NEW YORK, DEC. 28 -- Stock prices fell sharply in light holiday-season trading today, raising doubts about whether the stock market will get the post-Christmas rally that investors have been hoping for.

Traders blamed the weakening dollar, lower bond prices and an unusually small number of participants for the 56.7 point drop in the Dow Jones industrial average. The average gained gained 24.37 points last week.

The Dow index of big blue chip stocks closed at 1942.97. The NYSE composite index slid 3.35 to 137.50. The price of an average share fell 75 cents.

The few traders and analysts working on Wall Street said the absence of many traders and investors due to extended holiday breaks made the market's true condition difficult to gauge.

Declines led advances by more than 5 to 1 on the New York Stock Exchange. Big Board volume totaled 131 million shares, up from 108 million Friday.

"The dollar is at a record low, the bond market is off, and traders are very nervous here," said Ed Shopkorn, partner in charge of institutional equities at Mabon, Nugent & Co. "We don't have a full complement of traders, analysts or portfolio managers in, and discretion is the better part of valor in this market."

"I don't expect a sustained rally this week," Shopkorn said. "I don't think there are enough players here. I think we'll have to wait until next Monday to see where this market really is."

Shopkorn said that stock prices have "had a pretty interesting run over the last couple of weeks" and that consolidation was to be expected, especially in light of the weak dollar. The Dow gained more than 24 points last week and still stands nearly 10 percent above its early December low of 1766.74.

Analysts said the biggest negative factor in the stock market was the dollar, which today sank to record lows in Tokyo, Zurich, Frankfurt and Amsterdam.

Traders said neither White House statements nor reports of intervention by central banks in the the United States, West Germany, Japan and elsewhere to boost the value of the U.S. currency above Thursday's close.

Stock prices fell more than 50 points in the first few minutes of trading and were unable to make up the deficit.

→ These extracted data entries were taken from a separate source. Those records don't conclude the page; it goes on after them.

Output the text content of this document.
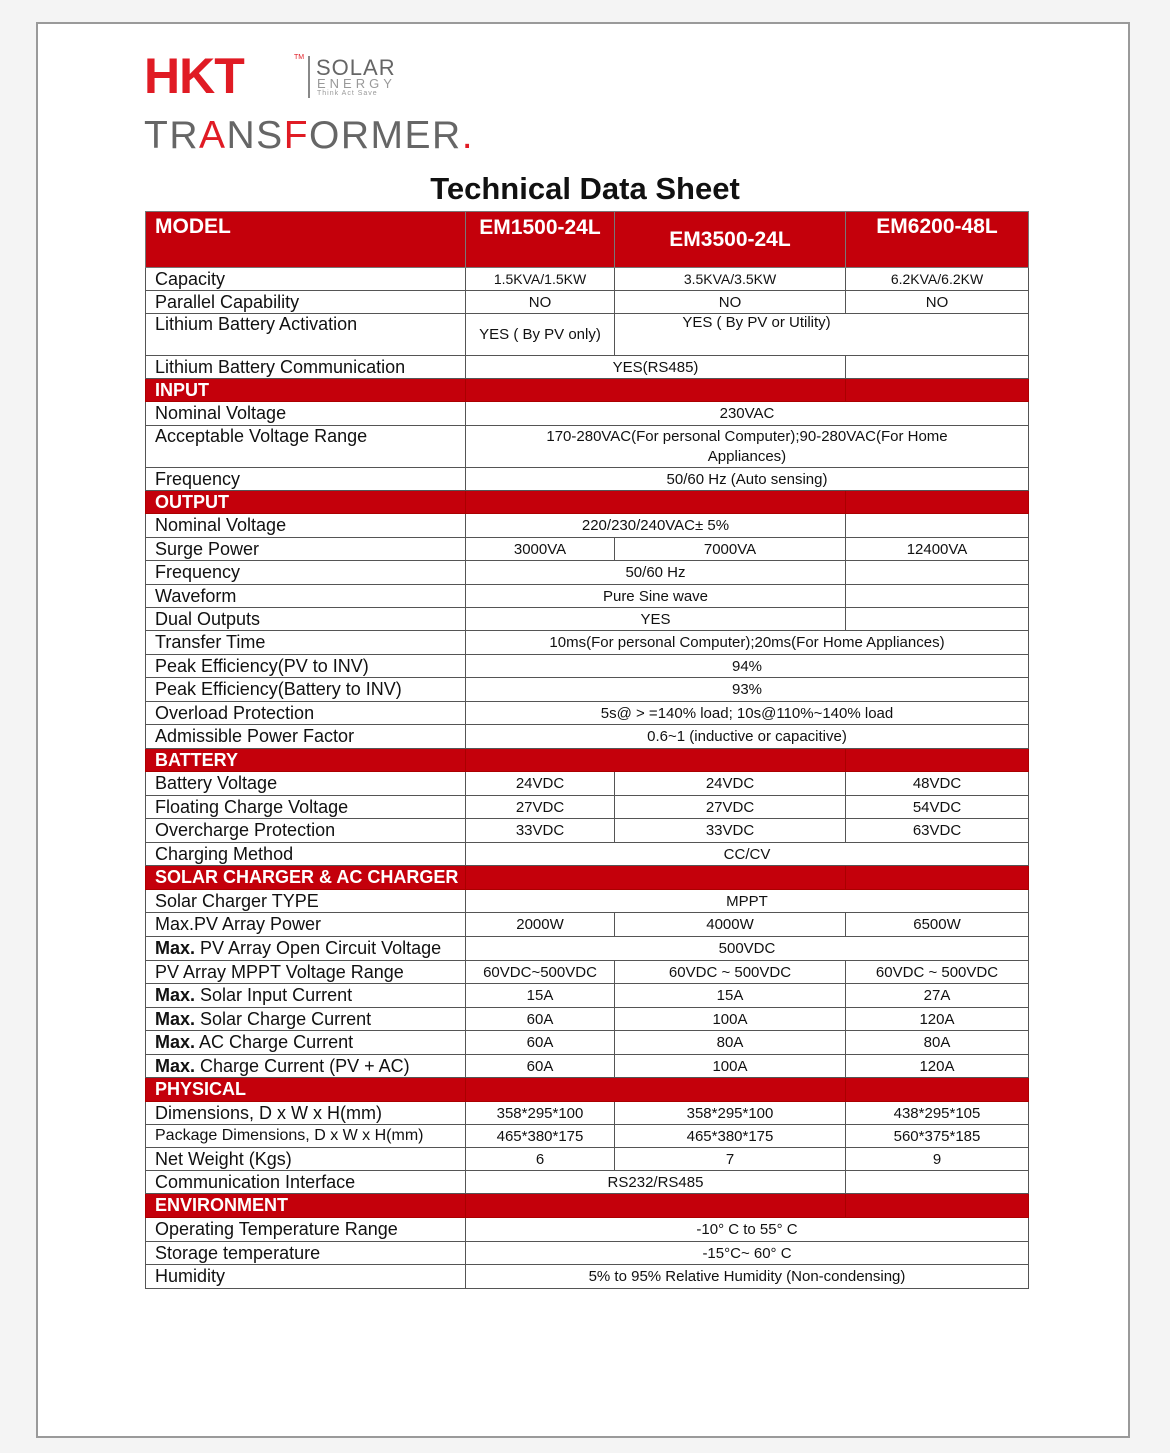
HKT	TM SOLAR
ENERGY
Think Act Save
TRANSFORMER.
Technical Data Sheet
MODEL	EM1500-24L	EM3500-24L	EM6200-48L
Capacity	1.5KVA/1.5KW	3.5KVA/3.5KW	6.2KVA/6.2KW
Parallel Capability	NO	NO	NO
Lithium Battery Activation	YES ( By PV only)	YES ( By PV or Utility)	
Lithium Battery Communication	YES(RS485)		
INPUT			
Nominal Voltage	230VAC		
Acceptable Voltage Range	170-280VAC(For personal Computer);90-280VAC(For Home Appliances)		
Frequency	50/60 Hz (Auto sensing)		
OUTPUT			
Nominal Voltage	220/230/240VAC± 5%		
Surge Power	3000VA	7000VA	12400VA
Frequency	50/60 Hz		
Waveform	Pure Sine wave		
Dual Outputs	YES		
Transfer Time	10ms(For personal Computer);20ms(For Home Appliances)		
Peak Efficiency(PV to INV)	94%		
Peak Efficiency(Battery to INV)	93%		
Overload Protection	5s@ > =140% load; 10s@110%~140% load		
Admissible Power Factor	0.6~1 (inductive or capacitive)		
BATTERY			
Battery Voltage	24VDC	24VDC	48VDC
Floating Charge Voltage	27VDC	27VDC	54VDC
Overcharge Protection	33VDC	33VDC	63VDC
Charging Method	CC/CV		
SOLAR CHARGER & AC CHARGER			
Solar Charger TYPE	MPPT		
Max.PV Array Power	2000W	4000W	6500W
Max. PV Array Open Circuit Voltage	500VDC		
PV Array MPPT Voltage Range	60VDC~500VDC	60VDC ~ 500VDC	60VDC ~ 500VDC
Max. Solar Input Current	15A	15A	27A
Max. Solar Charge Current	60A	100A	120A
Max. AC Charge Current	60A	80A	80A
Max. Charge Current (PV + AC)	60A	100A	120A
PHYSICAL			
Dimensions, D x W x H(mm)	358*295*100	358*295*100	438*295*105
Package Dimensions, D x W x H(mm)	465*380*175	465*380*175	560*375*185
Net Weight (Kgs)	6	7	9
Communication Interface	RS232/RS485		
ENVIRONMENT			
Operating Temperature Range	-10° C to 55° C		
Storage temperature	-15°C~ 60° C		
Humidity	5% to 95% Relative Humidity (Non-condensing)		
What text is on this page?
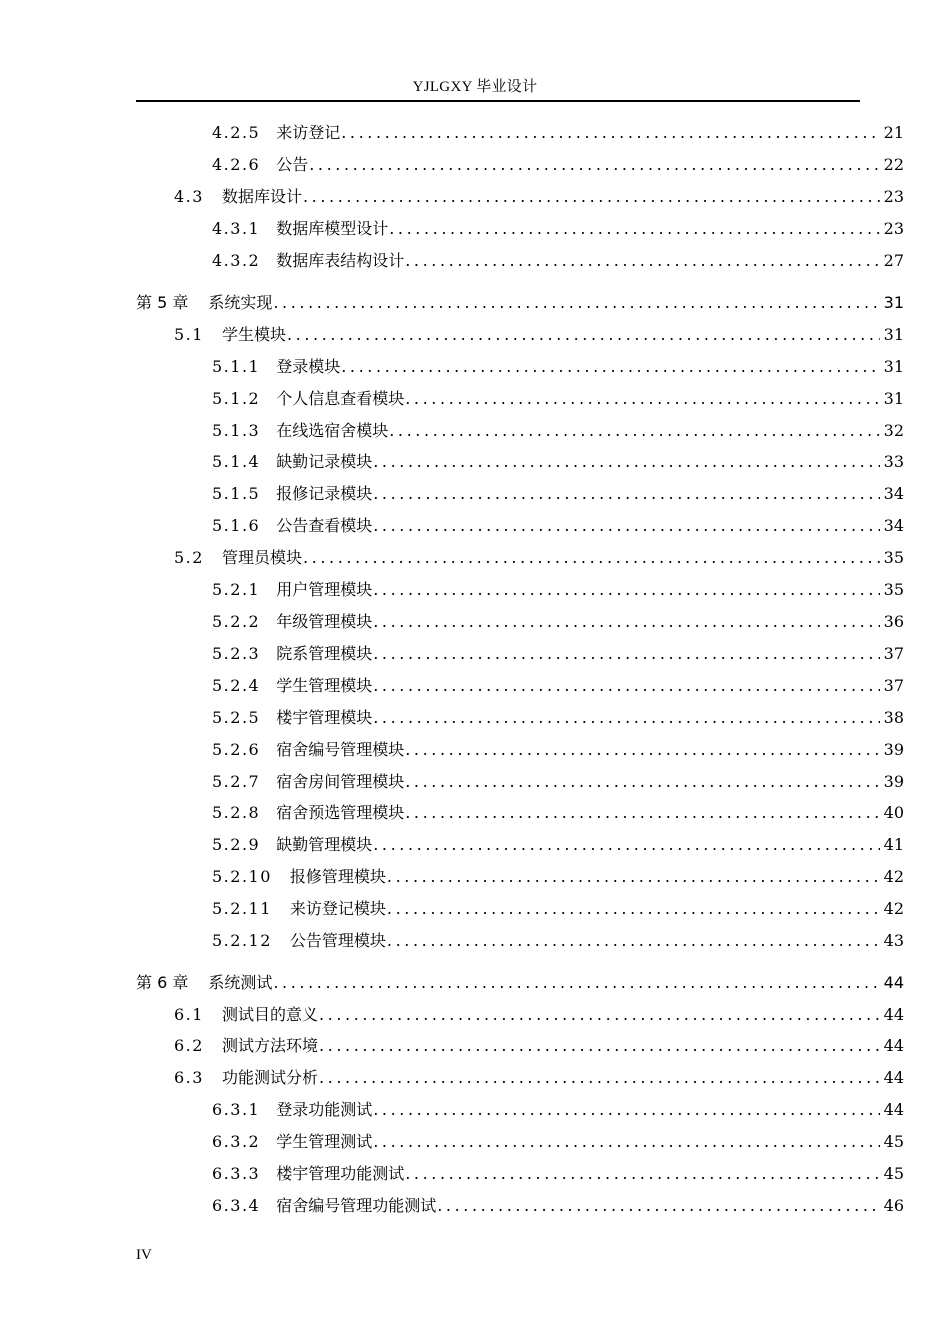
YJLGXY 毕业设计
4.2.5 来访登记 .....	21
4.2.6 公告 .....	22
4.3 数据库设计 .....	23
4.3.1 数据库模型设计 .....	23
4.3.2 数据库表结构设计 .....	27
第 5 章 系统实现 .....	31
5.1 学生模块 .....	31
5.1.1 登录模块 .....	31
5.1.2 个人信息查看模块 .....	31
5.1.3 在线选宿舍模块 .....	32
5.1.4 缺勤记录模块 .....	33
5.1.5 报修记录模块 .....	34
5.1.6 公告查看模块 .....	34
5.2 管理员模块 .....	35
5.2.1 用户管理模块 .....	35
5.2.2 年级管理模块 .....	36
5.2.3 院系管理模块 .....	37
5.2.4 学生管理模块 .....	37
5.2.5 楼宇管理模块 .....	38
5.2.6 宿舍编号管理模块 .....	39
5.2.7 宿舍房间管理模块 .....	39
5.2.8 宿舍预选管理模块 .....	40
5.2.9 缺勤管理模块 .....	41
5.2.10 报修管理模块 .....	42
5.2.11 来访登记模块 .....	42
5.2.12 公告管理模块 .....	43
第 6 章 系统测试 .....	44
6.1 测试目的意义 .....	44
6.2 测试方法环境 .....	44
6.3 功能测试分析 .....	44
6.3.1 登录功能测试 .....	44
6.3.2 学生管理测试 .....	45
6.3.3 楼宇管理功能测试 .....	45
6.3.4 宿舍编号管理功能测试 .....	46
IV
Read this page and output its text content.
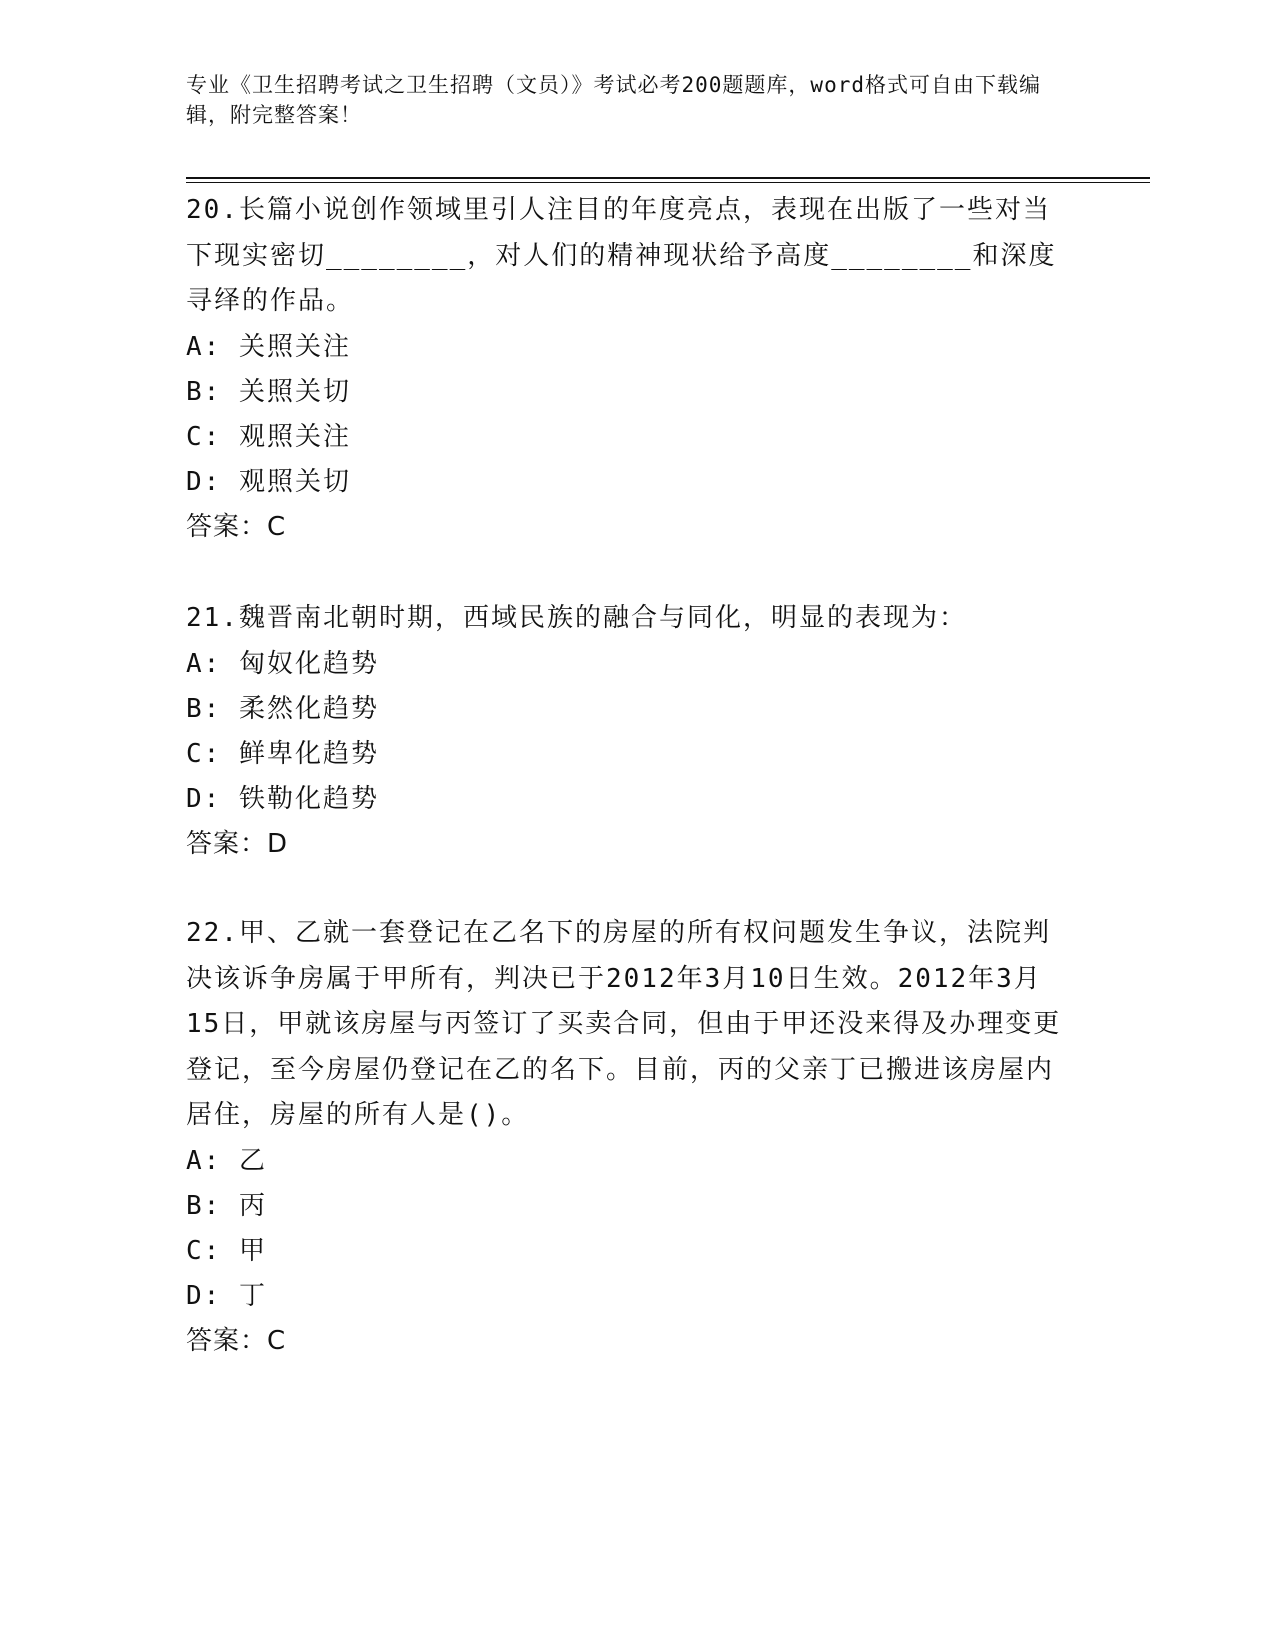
专业《卫生招聘考试之卫生招聘（文员）》考试必考200题题库，word格式可自由下载编辑，附完整答案！

20.长篇小说创作领域里引人注目的年度亮点，表现在出版了一些对当下现实密切________，对人们的精神现状给予高度________和深度寻绎的作品。

A: 关照关注

B: 关照关切

C: 观照关注

D: 观照关切

答案：C

21.魏晋南北朝时期，西域民族的融合与同化，明显的表现为：

A: 匈奴化趋势

B: 柔然化趋势

C: 鲜卑化趋势

D: 铁勒化趋势

答案：D

22.甲、乙就一套登记在乙名下的房屋的所有权问题发生争议，法院判决该诉争房属于甲所有，判决已于2012年3月10日生效。2012年3月15日，甲就该房屋与丙签订了买卖合同，但由于甲还没来得及办理变更登记，至今房屋仍登记在乙的名下。目前，丙的父亲丁已搬进该房屋内居住，房屋的所有人是()。

A: 乙

B: 丙

C: 甲

D: 丁

答案：C
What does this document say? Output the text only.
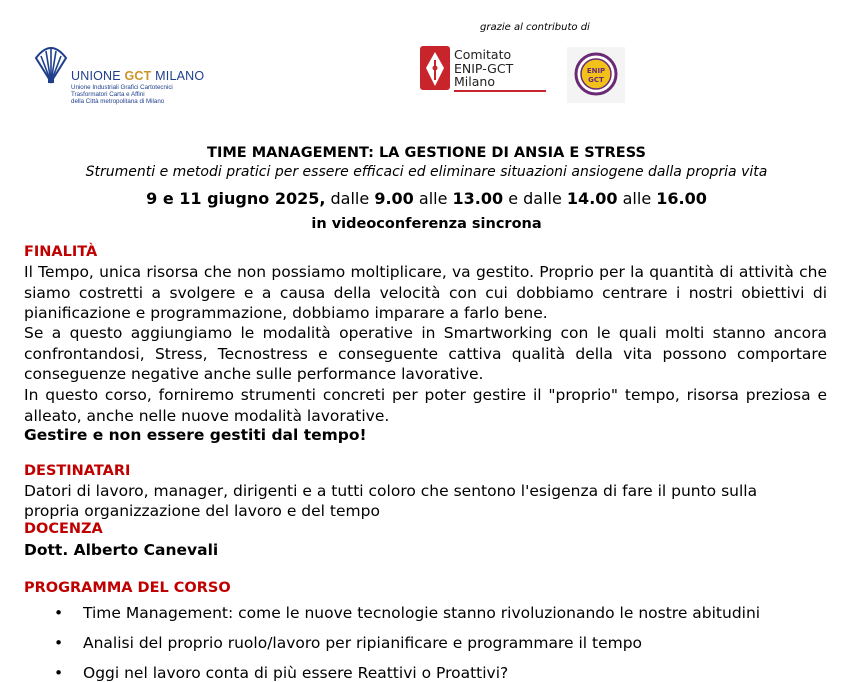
UNIONE GCT MILANO
Unione Industriali Grafici Cartotecnici
Trasformatori Carta e Affini
della Città metropolitana di Milano
grazie al contributo di
Comitato
ENIP-GCT
Milano
ENIP
GCT
TIME MANAGEMENT: LA GESTIONE DI ANSIA E STRESS
Strumenti e metodi pratici per essere efficaci ed eliminare situazioni ansiogene dalla propria vita
9 e 11 giugno 2025, dalle 9.00 alle 13.00 e dalle 14.00 alle 16.00
in videoconferenza sincrona
FINALITÀ
Il Tempo, unica risorsa che non possiamo moltiplicare, va gestito. Proprio per la quantità di attività che siamo costretti a svolgere e a causa della velocità con cui dobbiamo centrare i nostri obiettivi di pianificazione e programmazione, dobbiamo imparare a farlo bene.
Se a questo aggiungiamo le modalità operative in Smartworking con le quali molti stanno ancora confrontandosi, Stress, Tecnostress e conseguente cattiva qualità della vita possono comportare conseguenze negative anche sulle performance lavorative.
In questo corso, forniremo strumenti concreti per poter gestire il "proprio" tempo, risorsa preziosa e alleato, anche nelle nuove modalità lavorative.
Gestire e non essere gestiti dal tempo!
DESTINATARI
Datori di lavoro, manager, dirigenti e a tutti coloro che sentono l'esigenza di fare il punto sulla
propria organizzazione del lavoro e del tempo
DOCENZA
Dott. Alberto Canevali
PROGRAMMA DEL CORSO
• Time Management: come le nuove tecnologie stanno rivoluzionando le nostre abitudini
• Analisi del proprio ruolo/lavoro per ripianificare e programmare il tempo
• Oggi nel lavoro conta di più essere Reattivi o Proattivi?
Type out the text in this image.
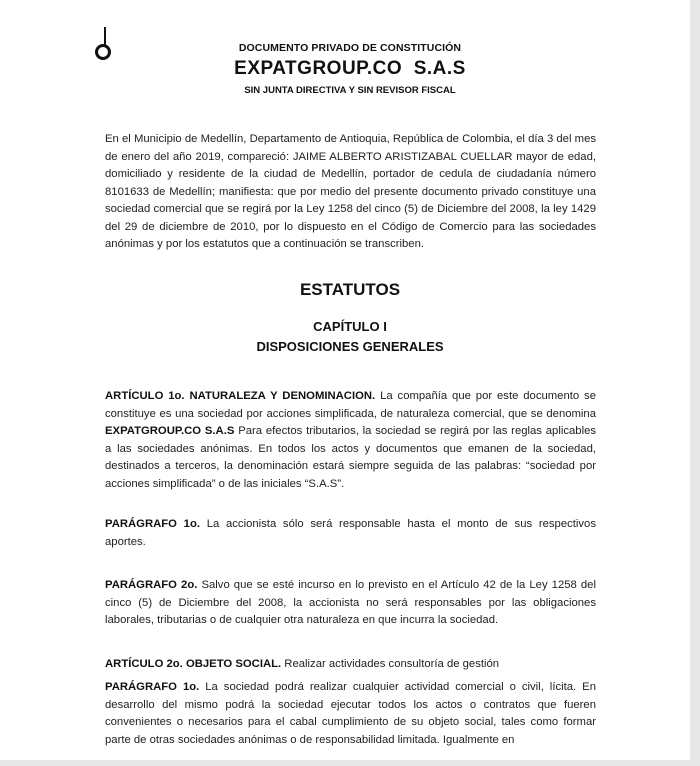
DOCUMENTO PRIVADO DE CONSTITUCIÓN
EXPATGROUP.CO  S.A.S
SIN JUNTA DIRECTIVA Y SIN REVISOR FISCAL
En el Municipio de Medellín, Departamento de Antioquia, República de Colombia, el día 3 del mes de enero del año 2019, compareció: JAIME ALBERTO ARISTIZABAL CUELLAR mayor de edad, domiciliado y residente de la ciudad de Medellín, portador de cedula de ciudadanía número 8101633 de Medellín; manifiesta: que por medio del presente documento privado constituye una sociedad comercial que se regirá por la Ley 1258 del cinco (5) de Diciembre del 2008, la ley 1429 del 29 de diciembre de 2010, por lo dispuesto en el Código de Comercio para las sociedades anónimas y por los estatutos que a continuación se transcriben.
ESTATUTOS
CAPÍTULO I
DISPOSICIONES GENERALES
ARTÍCULO 1o. NATURALEZA Y DENOMINACION. La compañía que por este documento se constituye es una sociedad por acciones simplificada, de naturaleza comercial, que se denomina EXPATGROUP.CO S.A.S Para efectos tributarios, la sociedad se regirá por las reglas aplicables a las sociedades anónimas. En todos los actos y documentos que emanen de la sociedad, destinados a terceros, la denominación estará siempre seguida de las palabras: “sociedad por acciones simplificada” o de las iniciales “S.A.S”.
PARÁGRAFO 1o. La accionista sólo será responsable hasta el monto de sus respectivos aportes.
PARÁGRAFO 2o. Salvo que se esté incurso en lo previsto en el Artículo 42 de la Ley 1258 del cinco (5) de Diciembre del 2008, la accionista no será responsables por las obligaciones laborales, tributarias o de cualquier otra naturaleza en que incurra la sociedad.
ARTÍCULO 2o. OBJETO SOCIAL. Realizar actividades consultoría de gestión
PARÁGRAFO 1o. La sociedad podrá realizar cualquier actividad comercial o civil, lícita. En desarrollo del mismo podrá la sociedad ejecutar todos los actos o contratos que fueren convenientes o necesarios para el cabal cumplimiento de su objeto social, tales como formar parte de otras sociedades anónimas o de responsabilidad limitada. Igualmente en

Dennis Jarrett, a technical analyst with Kidder, Peabody & Co., said the weak dollar combined with overseas sell orders and light volume to create "a black hole" on the opening.

"In this environment, where volume is generally light, it doesn't take much to move prices," Jarrett said. He said "pent-up" international sell orders that piled up Friday and again today before the market opened ensured that pressure was on the downside.

But Jarrett said a period of further consolidation would be beneficial in light of the market's December advance and could set the stage for a January gain. "If we were to meander in this low 1900 area {on the Dow}, that would be healthy," he said.

"Where the {stock} market goes from here really depends on the dollar," Shopkorn said.

He said stock prices "may bounce from here," but suggested that technical factors indicate a narrow trading range that is unlikely to exceed a high of 2040 on the Dow.

On the trading floor, Southern California Edison was the most active issue, down 3/8 to 30 3/4. It was followed by Commonwealth Edison, also off 3/8 to 27 7/8, and AT&T, down 7/8 to 26 5/8.

Among other blue chips, General Motors lost 1 1/4 to 62, General Electric was down 1 1/8 to 44 7/8, USX fell 1 5/8 to 31 and Merck slid 4 1/4 to 156 1/4.

High-tech issues lost ground. IBM dropped 4 1/4 to 115 5/8, Texas Instruments slipped 1 7/8 to 54 1/8, Cray Research fell 3/4 to 69 1/2 and National Semiconductor lost 3/4 to 11 7/8.

Prices were sharply lower in active American Stock Exchange trading. The Amex market value index fell 4.26 to 256.64, and the average price of a share dropped 18 cents.